Carteolol is a nonselective β-blocker with intrinsic sympathomimetic activity (ISA). β-blockers directly block vascular β2-adrenoceptors, resulting in vasoconstriction. β-blockers with ISA can stimulate β-adrenoceptors (via an agonistic effect). When compared to a full β-adrenoceptor agonist such as timolol, a β-blocker with ISA will only induce a submaximal response when bound to receptors at maximal occupancy [12
]. The presence of ISA in a β-blocker modifies its effects on peripheral circulation. Peripheral blood flow is decreased to a lesser extent by a β-blocker with ISA than by one without ISA [13
]. In addition, carteolol can act as a serotonin 5-HT1A and 5-HT1B receptor antagonist [14
]. 5-HT1B receptors mediate the contraction of vascular smooth muscles. Thus, carteolol may lead to vessel dilation by blocking 5-HT1B receptors [15
To date, the effect of carteolol on retinal perfusion in patients with glaucoma has remained controversial. In our study, the peripapillary VD increased in 40 patients but decreased in the other 40 patients after the 6-month topical carteolol treatment. In 2001, Montanari et al. evaluated 20 patients with bilateral POAG by using color Doppler imaging. After treatment with 2% carteolol, the resistance index of the short posterior ciliary arteries was significantly reduced. In addition, 2% carteolol caused significant changes in the VF indices, with an increase in the mean VF sensitivity and a decrease in mean deviation. Their report suggested that the ISA of carteolol may reduce peripheral vascular resistance, thereby improving perfusion to the ONH [16
]. In 2012, Kawai et al. used laser Doppler velocimetry to evaluate retinal arterial blood flow (RBF) in patients with POAG treated using carteolol. They found that carteolol preserved RBF in 16 patients, but it decreased RBF with low blood pressure in four patients, suggesting that topical carteolol treatment decreased RBF in some patients with decreased ocular perfusion [17
After analyzing the factors that affected the changes in VD, we found that the initial peripapillary and macular VD/SSIs correlated with the percentage change in peripapillary VD/SSI. The patients with NTG and a higher initial VD/SSI were more likely to have decreased peripapillary VD/SSI after the 6-month topical carteolol treatment. Previous studies have demonstrated that β-blockers directly affect vascular β2-adrenoceptors, resulting in vasoconstriction [18
], and such receptors have been detected in both bovine [19
] and human retinal vessels [20
]. Thus, it is reasonable that patients with more abundant retinal vascularity have more vascular β2-adrenoceptors on the retina, and they will be affected more significantly by β-blocker instillation than would those with less abundant retinal vascularity. Therefore, the retinal blood flow will be affected more in those with high retinal vessel density.

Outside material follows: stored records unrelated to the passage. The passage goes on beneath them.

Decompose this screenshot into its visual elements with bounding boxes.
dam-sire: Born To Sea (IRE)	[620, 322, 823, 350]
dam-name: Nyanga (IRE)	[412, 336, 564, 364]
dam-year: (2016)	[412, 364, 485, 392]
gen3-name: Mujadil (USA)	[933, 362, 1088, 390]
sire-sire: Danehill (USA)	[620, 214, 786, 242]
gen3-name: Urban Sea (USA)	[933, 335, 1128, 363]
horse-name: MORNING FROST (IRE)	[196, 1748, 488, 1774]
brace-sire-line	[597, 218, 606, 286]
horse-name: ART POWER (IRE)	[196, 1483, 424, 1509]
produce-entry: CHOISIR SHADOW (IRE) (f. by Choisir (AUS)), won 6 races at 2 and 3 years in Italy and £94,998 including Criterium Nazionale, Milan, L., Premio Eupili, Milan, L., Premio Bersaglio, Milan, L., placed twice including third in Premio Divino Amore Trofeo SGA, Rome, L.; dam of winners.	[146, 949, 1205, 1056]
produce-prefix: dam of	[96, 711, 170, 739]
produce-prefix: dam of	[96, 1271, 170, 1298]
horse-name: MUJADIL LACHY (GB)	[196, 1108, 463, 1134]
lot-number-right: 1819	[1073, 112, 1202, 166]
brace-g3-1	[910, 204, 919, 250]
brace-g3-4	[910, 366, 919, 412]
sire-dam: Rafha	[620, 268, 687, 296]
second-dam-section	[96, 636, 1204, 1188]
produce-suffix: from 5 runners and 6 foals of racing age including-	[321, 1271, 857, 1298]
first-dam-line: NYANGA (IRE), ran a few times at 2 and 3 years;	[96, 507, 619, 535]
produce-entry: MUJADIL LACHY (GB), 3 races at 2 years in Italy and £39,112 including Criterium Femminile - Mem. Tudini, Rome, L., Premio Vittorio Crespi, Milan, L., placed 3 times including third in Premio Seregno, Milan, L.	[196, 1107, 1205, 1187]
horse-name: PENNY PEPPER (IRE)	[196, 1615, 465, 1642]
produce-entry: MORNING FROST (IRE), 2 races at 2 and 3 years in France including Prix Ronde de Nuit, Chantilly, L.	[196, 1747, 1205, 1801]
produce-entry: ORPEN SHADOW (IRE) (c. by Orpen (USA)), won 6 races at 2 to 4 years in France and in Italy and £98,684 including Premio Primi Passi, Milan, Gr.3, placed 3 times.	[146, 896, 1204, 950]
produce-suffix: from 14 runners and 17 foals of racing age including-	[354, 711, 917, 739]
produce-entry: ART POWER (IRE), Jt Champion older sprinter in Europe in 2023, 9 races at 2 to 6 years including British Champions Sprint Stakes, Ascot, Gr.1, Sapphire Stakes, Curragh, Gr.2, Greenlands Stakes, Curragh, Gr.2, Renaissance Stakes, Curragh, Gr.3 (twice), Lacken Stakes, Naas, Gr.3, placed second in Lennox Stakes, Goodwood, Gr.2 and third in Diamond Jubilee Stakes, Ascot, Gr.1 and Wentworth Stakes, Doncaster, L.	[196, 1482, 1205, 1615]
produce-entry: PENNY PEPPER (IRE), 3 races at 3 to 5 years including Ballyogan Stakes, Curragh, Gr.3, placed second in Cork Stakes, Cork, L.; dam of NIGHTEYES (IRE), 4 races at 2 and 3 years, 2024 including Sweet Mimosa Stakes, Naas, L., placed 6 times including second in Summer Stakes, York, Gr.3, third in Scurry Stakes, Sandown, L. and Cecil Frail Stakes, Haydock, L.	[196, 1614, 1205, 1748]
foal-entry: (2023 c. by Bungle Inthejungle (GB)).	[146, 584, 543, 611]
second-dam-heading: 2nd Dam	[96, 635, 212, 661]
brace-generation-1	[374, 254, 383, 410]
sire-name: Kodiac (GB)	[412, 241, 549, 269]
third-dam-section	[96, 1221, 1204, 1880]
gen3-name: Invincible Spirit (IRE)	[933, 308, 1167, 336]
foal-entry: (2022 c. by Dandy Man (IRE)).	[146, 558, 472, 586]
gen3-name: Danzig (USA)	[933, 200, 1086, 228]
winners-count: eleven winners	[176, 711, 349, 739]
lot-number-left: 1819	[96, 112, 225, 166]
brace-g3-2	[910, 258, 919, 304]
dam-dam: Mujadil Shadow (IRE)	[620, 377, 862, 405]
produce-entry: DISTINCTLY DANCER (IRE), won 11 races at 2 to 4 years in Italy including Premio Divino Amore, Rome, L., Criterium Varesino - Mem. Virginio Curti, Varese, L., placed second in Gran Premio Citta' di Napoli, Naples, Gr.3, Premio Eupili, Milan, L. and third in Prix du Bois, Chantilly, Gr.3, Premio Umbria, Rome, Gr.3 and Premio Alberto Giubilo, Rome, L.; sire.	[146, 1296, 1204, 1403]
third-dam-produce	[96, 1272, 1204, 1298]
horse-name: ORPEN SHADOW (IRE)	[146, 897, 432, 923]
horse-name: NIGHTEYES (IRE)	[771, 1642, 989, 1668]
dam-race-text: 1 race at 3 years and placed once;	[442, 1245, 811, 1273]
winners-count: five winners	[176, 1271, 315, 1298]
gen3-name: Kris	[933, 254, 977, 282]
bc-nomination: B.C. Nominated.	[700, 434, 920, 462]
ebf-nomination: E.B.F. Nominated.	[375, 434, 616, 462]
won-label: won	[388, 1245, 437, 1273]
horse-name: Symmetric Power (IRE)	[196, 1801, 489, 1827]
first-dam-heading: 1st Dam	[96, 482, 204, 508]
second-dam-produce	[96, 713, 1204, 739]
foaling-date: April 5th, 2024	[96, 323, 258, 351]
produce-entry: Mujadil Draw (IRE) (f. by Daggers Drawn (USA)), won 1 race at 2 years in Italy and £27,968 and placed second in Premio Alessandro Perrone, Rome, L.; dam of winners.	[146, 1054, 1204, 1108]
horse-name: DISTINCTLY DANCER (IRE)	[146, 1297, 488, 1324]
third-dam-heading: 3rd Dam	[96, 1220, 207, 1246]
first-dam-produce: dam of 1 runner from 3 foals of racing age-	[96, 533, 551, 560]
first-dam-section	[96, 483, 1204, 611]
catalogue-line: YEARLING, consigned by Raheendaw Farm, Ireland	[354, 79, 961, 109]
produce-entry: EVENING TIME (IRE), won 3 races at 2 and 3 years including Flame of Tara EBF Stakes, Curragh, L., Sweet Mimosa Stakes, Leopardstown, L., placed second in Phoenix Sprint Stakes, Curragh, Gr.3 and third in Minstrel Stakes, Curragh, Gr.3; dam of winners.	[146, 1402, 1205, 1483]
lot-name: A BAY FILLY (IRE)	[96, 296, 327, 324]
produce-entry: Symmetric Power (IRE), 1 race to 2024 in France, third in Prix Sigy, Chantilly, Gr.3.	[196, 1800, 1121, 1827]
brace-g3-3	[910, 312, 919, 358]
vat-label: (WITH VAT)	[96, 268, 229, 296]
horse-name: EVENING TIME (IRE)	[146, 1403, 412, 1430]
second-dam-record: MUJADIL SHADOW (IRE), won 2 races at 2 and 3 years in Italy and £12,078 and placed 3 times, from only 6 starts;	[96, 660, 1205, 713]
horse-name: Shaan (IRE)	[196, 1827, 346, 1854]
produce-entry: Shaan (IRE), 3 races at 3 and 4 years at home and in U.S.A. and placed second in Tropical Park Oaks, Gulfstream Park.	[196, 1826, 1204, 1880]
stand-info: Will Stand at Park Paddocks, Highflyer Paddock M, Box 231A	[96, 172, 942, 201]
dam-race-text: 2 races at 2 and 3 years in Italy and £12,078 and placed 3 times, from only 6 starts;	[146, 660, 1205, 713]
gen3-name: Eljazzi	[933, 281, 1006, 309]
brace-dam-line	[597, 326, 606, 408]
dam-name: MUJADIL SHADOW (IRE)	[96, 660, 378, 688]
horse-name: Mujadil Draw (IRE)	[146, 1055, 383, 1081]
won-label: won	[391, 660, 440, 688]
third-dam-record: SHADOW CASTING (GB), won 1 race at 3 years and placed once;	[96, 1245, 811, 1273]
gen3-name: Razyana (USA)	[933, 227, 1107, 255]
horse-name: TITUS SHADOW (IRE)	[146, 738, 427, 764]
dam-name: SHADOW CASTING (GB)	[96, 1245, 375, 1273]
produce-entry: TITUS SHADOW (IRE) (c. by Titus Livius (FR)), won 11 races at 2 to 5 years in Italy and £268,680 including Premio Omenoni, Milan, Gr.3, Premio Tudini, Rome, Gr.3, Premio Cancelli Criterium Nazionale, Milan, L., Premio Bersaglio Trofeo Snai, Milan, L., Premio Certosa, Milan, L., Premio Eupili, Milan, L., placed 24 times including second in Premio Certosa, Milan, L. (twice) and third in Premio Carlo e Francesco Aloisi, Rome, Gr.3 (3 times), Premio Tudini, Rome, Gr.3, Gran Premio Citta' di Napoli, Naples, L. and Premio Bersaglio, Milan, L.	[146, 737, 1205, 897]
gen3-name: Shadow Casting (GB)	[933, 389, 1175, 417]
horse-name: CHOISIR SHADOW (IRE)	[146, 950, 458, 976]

In addition, we found that older patients with NTG and hypertension were more likely to have a decrease in VD after the 6-month topical carteolol treatment. We did not have sufficient data to explain the mechanisms underlying this observation. However, the findings implied that older patients and those with hypertension have higher vascular resistance [21
], and the carteolol ISA effect and its binding capacity to 5-HT1B receptors might be altered in these individuals, thus resulting in more pronounced retinal vasoconstriction after carteolol treatment.
Despite its strengths, our study has some limitations. First, the sample size was relatively small, and the study included patients of a single ethnicity. Second, we did not have sufficient data to explain the mechanisms underlying the observation that older age and hypertension could affect VD changes in patients with NTG treated using carteolol. Thus, future large-scale studies or animal studies are warranted to confirm the findings of this study.